Speakers at the NIH summit agreed with Drs. Aisen and Sperling that in order to make a major difference in cognitive decline, Alzheimer's disease will likely have to be treated much earlier on its neurodegenerative continuum.

“Amyloid targets may ultimately require primary prevention even assuming the underlying cascade hypothesis is correct,” said Michael L. Hutton, PhD, chief scientific officer for the neurodegeneration team at Eli Lilly. Dr. Hutton noted that most drug discovery programs are currently focused on Abeta aggregation as a hypothesized target in Alzheimer's.

“I think that Abeta is unequivocally a causal factor for some forms of Alzheimer's,” said Dennis Selkoe, MD, the Coates Professor of Neurologic Diseases at Harvard Medical School and Brigham and Women's Hospital. “Therapies most likely to work in chronic diseases are those that target the earliest molecular change. ...What we need are better compounds and earlier trials in the disease process,” he noted.

James L. Bernat, MD, the Louis and Ruth Frank Professor of Neuroscience and Professor of Neurology and Medicine at the Geisel School of Medicine at Dartmouth in Hanover, NH, and former chair of the AAN Ethics, Law and Humanities Committee, said he is confident that three ethical principles that apply to all clinical trials will be applied in the prevention trial: 1) that the human subjects give their free and informed consent about the trial including an understanding of its potential risks and benefits; 2) that the experimental agent chosen has a favorable risk-benefit ratio; and 3) that respect is given to the human research subjects — meaning, they are told that they can withdraw or change their minds about participating at any time, and further, that if they become ill, they can report their symptoms and receive treatment.

“If the investigators incorporate these principles — and I'm sure they will do so for the trial to be approved by their institutional review boards — from my perspective, the prevention trial would be ethically sound,” said Dr. Bernat, who is also a member of the editorial advisory board of Neurology Today.

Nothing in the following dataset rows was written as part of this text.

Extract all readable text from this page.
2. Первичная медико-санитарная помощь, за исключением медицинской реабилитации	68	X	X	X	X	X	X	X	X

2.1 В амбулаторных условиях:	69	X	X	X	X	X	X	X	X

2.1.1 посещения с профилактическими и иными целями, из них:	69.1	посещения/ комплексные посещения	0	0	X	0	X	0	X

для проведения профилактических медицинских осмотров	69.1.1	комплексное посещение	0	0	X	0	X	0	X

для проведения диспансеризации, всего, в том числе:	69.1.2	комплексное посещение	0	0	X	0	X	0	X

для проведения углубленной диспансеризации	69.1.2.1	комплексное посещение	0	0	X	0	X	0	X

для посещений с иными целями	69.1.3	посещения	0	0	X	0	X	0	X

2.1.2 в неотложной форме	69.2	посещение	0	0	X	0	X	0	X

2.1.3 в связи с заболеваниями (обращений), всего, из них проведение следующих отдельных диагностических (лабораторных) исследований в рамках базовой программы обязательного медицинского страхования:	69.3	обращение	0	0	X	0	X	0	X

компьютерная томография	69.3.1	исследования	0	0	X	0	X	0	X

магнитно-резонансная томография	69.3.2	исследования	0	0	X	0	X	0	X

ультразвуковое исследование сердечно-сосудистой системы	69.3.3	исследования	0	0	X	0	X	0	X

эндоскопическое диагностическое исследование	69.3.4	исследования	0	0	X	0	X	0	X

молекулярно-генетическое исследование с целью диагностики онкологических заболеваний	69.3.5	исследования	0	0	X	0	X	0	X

“Of course, at this point, we don't know which agent they will choose,” Dr. Bernat continued. “If it's a monoclonal antibody, for example, that could have significant risks in otherwise healthy people, that might raise an ethical question about its risk-benefit ratio. But these investigators are fully aware of the ethical principles involved in these trials, and I'm sure they'll meet the requirements.

“Given that the plans are to include subjects who are normal now but who may end up with this devastating disease, I think it is rational and ethical to see if there are therapies that can prevent it.”